Since it's difficult to control all the sources of light in any possible photo scene, the CCD manufacturers have ways of trying to mitigate the overflowing electrons. One technique is to put drainage canals around the pixels and dump the electrons. This is good, but the extra space for drainage costs you some light sensitivity and light measuring accuracy.

moon
Another problem can develop while you are moving the electrons off the CCD to be measured--if you have a shutterless camera, then light is still hitting all the pixels and can still cause overflow problems. One technique (used a lot for video cameras, at least in the old days) is to make the CCD twice as big with half of the chip covered up. At the end of the exposure you quickly move the electrons in the lit part over to the dark part and then leisurely read them out.

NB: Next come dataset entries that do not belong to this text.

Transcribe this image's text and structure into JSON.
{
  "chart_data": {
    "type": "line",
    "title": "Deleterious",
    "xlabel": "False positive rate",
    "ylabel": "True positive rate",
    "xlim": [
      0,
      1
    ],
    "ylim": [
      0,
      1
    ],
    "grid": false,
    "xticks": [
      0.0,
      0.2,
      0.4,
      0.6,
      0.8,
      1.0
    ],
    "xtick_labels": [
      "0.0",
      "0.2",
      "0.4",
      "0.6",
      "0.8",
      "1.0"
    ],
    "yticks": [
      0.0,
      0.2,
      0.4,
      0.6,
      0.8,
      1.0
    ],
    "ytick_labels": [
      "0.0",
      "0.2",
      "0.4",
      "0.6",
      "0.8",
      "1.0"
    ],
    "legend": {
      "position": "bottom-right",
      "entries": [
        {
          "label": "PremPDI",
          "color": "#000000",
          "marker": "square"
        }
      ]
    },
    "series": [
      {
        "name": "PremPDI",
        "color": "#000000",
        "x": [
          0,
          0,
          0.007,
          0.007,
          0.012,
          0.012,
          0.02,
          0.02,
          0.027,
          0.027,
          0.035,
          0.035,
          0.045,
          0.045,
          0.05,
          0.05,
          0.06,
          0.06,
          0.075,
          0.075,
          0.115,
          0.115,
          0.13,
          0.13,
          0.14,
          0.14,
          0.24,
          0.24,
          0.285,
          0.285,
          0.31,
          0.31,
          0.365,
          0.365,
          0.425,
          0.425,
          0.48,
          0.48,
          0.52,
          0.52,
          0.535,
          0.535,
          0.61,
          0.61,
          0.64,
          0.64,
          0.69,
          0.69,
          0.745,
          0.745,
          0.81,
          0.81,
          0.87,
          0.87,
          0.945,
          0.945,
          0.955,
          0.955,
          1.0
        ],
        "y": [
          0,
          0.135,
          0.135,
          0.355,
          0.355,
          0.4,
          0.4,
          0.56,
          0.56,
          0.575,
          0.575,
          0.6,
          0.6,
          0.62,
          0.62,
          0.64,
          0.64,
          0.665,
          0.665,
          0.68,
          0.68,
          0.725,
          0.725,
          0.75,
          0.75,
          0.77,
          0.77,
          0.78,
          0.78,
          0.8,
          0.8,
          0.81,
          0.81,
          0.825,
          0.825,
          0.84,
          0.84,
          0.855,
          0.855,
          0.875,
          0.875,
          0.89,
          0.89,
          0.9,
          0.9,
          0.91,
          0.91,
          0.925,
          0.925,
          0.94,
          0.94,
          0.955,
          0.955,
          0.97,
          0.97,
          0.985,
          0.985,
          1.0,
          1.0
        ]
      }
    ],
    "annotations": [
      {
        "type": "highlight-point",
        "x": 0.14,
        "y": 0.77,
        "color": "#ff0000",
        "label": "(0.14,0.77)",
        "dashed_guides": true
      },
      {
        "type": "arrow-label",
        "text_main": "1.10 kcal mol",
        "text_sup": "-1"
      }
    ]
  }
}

This helps, but you can still have those overflowing electrons come down into your dark area.

So, in the lightning video, you can see that the extremely bright strike produces too many electrons in the CCD of the camera, and they flow 1. into the dark frame-transfer area and 2. down the columns (the vertical bleeds).
You can see at least one of these effects in some of the other strikes in the video.